Arizona Public Service's Four Corners No. 4 unit, down earlier in the week for scheduled maintenance, returned to about half its 750 MW capacity on Wednesday. Duke's 337 MW Morro Bay No. 3 unit is still off line. Pacific Gas & Electric's 260 MW La Paloma No. 4 plant, out of service for most of the week, returned to the market for Friday.
Prices at several Western hubs broke through 50 mills/KWh, with Mid-Columbia the exception. Peak power at Mid-C fetched as much as 48.95 mills and supplies at the California-Oregon border drew up to 50 mills/KWh. Heavy-load prices at SP15 outpaced other hubs at a high of 55.5 mills/KWh. Premiums at NP15 ranged from 46 mills to 53.75 mills/KWh, and peak prices at Palo Verde climbed to 54 mills/KWh.

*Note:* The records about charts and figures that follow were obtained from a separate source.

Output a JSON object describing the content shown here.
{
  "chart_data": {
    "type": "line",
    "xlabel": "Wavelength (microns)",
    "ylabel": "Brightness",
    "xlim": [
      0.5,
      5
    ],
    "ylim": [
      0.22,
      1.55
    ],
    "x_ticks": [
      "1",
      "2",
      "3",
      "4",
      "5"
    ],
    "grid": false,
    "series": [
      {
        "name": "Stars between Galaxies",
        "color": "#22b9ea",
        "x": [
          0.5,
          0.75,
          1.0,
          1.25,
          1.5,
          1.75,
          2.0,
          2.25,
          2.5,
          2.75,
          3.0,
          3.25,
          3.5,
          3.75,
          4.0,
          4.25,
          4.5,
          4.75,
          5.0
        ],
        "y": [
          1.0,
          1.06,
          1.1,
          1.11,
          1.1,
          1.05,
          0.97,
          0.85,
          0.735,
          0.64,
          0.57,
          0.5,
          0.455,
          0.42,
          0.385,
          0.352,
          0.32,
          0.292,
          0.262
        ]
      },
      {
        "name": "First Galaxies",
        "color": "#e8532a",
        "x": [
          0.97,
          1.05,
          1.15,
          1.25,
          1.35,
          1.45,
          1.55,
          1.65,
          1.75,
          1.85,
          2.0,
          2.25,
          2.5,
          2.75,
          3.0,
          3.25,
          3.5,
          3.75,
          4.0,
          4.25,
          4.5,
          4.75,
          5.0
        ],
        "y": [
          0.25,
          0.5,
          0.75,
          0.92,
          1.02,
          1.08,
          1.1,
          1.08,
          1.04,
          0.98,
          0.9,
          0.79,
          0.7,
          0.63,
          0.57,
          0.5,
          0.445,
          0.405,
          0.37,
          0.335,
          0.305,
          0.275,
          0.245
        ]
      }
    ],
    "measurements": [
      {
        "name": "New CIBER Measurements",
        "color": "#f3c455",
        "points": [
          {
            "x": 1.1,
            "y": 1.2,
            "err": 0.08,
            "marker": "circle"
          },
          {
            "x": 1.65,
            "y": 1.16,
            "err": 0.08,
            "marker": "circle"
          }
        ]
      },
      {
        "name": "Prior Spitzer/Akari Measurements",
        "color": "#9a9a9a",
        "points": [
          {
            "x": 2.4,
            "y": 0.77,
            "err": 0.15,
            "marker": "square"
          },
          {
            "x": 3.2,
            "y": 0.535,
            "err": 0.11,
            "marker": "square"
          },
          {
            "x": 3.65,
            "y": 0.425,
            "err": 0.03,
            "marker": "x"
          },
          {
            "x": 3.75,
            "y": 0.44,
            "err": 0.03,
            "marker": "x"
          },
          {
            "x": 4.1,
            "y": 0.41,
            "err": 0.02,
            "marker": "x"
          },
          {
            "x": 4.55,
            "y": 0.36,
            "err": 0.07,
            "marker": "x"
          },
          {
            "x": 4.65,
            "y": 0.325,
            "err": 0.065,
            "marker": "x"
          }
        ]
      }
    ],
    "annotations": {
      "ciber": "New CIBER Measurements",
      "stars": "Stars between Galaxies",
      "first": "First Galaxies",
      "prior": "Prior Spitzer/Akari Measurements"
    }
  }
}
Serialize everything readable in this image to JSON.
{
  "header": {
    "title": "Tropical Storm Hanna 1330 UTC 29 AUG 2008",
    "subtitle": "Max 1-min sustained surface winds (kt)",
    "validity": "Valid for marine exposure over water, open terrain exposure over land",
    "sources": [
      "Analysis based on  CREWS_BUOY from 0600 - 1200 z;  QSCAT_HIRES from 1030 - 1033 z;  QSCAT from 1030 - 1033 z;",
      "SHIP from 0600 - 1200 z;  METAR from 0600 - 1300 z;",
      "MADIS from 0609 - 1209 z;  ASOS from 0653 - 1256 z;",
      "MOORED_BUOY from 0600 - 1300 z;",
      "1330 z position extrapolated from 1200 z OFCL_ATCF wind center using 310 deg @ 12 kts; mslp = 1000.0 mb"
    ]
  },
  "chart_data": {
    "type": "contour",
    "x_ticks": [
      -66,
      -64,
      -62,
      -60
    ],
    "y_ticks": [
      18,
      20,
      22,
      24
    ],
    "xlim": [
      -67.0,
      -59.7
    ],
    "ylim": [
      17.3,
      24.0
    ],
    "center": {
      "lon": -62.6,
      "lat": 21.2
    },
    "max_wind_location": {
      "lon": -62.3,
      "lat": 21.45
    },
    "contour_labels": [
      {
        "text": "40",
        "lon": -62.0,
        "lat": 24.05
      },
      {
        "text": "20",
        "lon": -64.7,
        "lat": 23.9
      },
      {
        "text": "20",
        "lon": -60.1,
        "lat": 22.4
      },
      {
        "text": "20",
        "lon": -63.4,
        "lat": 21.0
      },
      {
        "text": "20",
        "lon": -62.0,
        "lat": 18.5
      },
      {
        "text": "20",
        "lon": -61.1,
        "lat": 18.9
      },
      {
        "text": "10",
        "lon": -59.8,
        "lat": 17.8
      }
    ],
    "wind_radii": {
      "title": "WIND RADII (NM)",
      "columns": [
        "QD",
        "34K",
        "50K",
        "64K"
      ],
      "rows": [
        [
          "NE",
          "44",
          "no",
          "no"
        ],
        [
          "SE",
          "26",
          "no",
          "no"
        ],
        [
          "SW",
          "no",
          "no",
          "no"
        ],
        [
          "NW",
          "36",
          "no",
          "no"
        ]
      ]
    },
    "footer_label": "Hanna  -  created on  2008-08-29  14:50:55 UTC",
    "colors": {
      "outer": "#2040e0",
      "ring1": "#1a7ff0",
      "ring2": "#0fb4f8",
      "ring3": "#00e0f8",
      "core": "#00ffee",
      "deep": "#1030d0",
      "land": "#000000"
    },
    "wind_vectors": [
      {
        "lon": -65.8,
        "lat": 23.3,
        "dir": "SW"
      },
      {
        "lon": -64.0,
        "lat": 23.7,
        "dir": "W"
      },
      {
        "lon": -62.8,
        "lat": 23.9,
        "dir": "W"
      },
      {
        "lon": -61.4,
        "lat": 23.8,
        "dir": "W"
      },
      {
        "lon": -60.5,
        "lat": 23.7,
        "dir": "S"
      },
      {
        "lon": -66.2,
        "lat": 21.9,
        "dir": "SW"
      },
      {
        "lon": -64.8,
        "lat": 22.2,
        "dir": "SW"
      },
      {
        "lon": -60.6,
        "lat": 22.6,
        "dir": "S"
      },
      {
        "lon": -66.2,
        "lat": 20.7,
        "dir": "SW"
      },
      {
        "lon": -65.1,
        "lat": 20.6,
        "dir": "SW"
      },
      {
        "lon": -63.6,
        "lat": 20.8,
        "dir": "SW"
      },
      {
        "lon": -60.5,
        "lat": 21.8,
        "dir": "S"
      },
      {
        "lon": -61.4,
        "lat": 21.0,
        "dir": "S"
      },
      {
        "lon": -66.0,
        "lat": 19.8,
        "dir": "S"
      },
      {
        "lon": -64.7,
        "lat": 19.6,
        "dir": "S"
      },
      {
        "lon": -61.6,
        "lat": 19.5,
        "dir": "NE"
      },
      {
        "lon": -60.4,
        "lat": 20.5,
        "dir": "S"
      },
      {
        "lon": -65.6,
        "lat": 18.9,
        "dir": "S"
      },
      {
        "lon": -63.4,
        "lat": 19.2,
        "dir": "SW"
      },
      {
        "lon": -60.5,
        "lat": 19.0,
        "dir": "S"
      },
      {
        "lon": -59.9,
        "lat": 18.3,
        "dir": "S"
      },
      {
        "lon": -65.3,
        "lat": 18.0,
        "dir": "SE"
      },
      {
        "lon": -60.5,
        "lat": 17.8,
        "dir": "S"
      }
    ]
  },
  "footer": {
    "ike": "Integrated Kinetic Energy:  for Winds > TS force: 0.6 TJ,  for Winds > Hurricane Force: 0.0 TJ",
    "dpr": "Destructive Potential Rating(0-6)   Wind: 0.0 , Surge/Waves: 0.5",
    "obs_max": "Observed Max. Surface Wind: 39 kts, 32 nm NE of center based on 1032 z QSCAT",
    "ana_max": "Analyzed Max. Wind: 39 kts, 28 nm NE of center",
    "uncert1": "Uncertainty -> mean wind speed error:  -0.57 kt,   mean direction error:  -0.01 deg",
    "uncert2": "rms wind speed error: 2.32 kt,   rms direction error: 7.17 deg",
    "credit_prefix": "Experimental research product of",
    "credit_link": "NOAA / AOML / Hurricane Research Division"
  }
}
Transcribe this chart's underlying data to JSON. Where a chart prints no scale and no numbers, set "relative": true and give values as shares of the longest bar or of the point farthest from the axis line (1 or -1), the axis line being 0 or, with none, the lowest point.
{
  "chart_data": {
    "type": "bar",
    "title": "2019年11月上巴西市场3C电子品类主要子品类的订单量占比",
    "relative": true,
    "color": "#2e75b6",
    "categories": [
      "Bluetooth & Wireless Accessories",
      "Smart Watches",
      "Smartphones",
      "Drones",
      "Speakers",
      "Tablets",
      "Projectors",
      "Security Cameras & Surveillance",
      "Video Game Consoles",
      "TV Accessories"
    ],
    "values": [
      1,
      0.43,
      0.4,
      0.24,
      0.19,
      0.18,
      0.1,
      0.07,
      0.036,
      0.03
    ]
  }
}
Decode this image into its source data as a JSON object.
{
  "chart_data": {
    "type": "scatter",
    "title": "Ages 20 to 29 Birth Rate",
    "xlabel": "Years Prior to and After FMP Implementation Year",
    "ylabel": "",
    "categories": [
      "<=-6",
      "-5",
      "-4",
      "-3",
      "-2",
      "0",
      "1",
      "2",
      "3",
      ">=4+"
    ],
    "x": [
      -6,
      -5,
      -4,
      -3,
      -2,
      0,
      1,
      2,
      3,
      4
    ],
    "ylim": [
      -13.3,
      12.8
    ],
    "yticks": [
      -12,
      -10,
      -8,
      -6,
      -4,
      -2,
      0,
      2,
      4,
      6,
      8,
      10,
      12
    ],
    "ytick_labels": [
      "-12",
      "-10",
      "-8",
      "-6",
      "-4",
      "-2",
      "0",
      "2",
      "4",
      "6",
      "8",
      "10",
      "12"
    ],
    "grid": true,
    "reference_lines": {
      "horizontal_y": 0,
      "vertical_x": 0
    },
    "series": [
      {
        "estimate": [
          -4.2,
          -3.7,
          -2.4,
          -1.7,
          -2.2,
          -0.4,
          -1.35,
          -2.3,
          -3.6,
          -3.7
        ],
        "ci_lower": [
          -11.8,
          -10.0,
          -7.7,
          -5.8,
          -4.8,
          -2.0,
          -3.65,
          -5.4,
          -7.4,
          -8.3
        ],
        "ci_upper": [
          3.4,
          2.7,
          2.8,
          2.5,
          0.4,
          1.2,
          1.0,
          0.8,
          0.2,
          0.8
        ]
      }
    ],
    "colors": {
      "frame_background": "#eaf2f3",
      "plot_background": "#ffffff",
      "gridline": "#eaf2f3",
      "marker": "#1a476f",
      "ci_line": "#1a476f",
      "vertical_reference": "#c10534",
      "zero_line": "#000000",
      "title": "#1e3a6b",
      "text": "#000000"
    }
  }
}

By Friday, off-peak prices streaked to almost 50 mills/KWh, rising between 5 mills and 9 mills/KWh from Thursday trades. Mid-Columbia prices soared to 47.5 mills, and COB premiums rumbled to 49.5 mills/KWh.
At the Alberta power pool, real-time prices held steady, despite a spike to 315.64 mills for one peak hour and a sky-high 223.59 mills/KWh for one off-peak hour. Loads were fairly moderate, ranging from about 6,400 MW to approximately 8,100 MW [Jason Mihos].
Gas Gunning for Six-Dollar Range
February has rolled in with a chill and an appetite for stored gas, and traders rode those conditions all the way to the bank this week. Prices for bilateral deals were well above $5/MMBtu at several Western hubs, and gas at the Permian Basin traded for as much as $6.02/MMBtu on Friday. NYMEX futures also traded higher throughout the week, keeping spot prices on the rise.
Strangely, gas prices backed off somewhat on Thursday, when the Energy Information Administration reported that supplies in storage had decreased by 208 Bcf compared to the previous week. Nationwide, gas stocks totaled 1,521 Bcf, a steep drop from the 2,332 Bcf on hand for the same period in 2002.
By Friday, prices resumed their climb.
At the San Juan Basin, prices did not keep up with neighboring Permian but were active in their own right, trading between $4.57 and $5.25/MMBtu. Gas at the Southern California border was priced over $5 for most of the week, dipping to $4.90 and running up to $5.45/MMBtu.
Prices had another strong week at Pacific Gas & Electric's CityGate, moving from $5.10 to $5.44/MMBtu. Malin gas peaked at $5.27/MMBtu.
Supplies at the AECO hub in Canada eclipsed $5 briefly midweek but mostly traveled between $4.70 and $4.90/MMBtu [J. M.].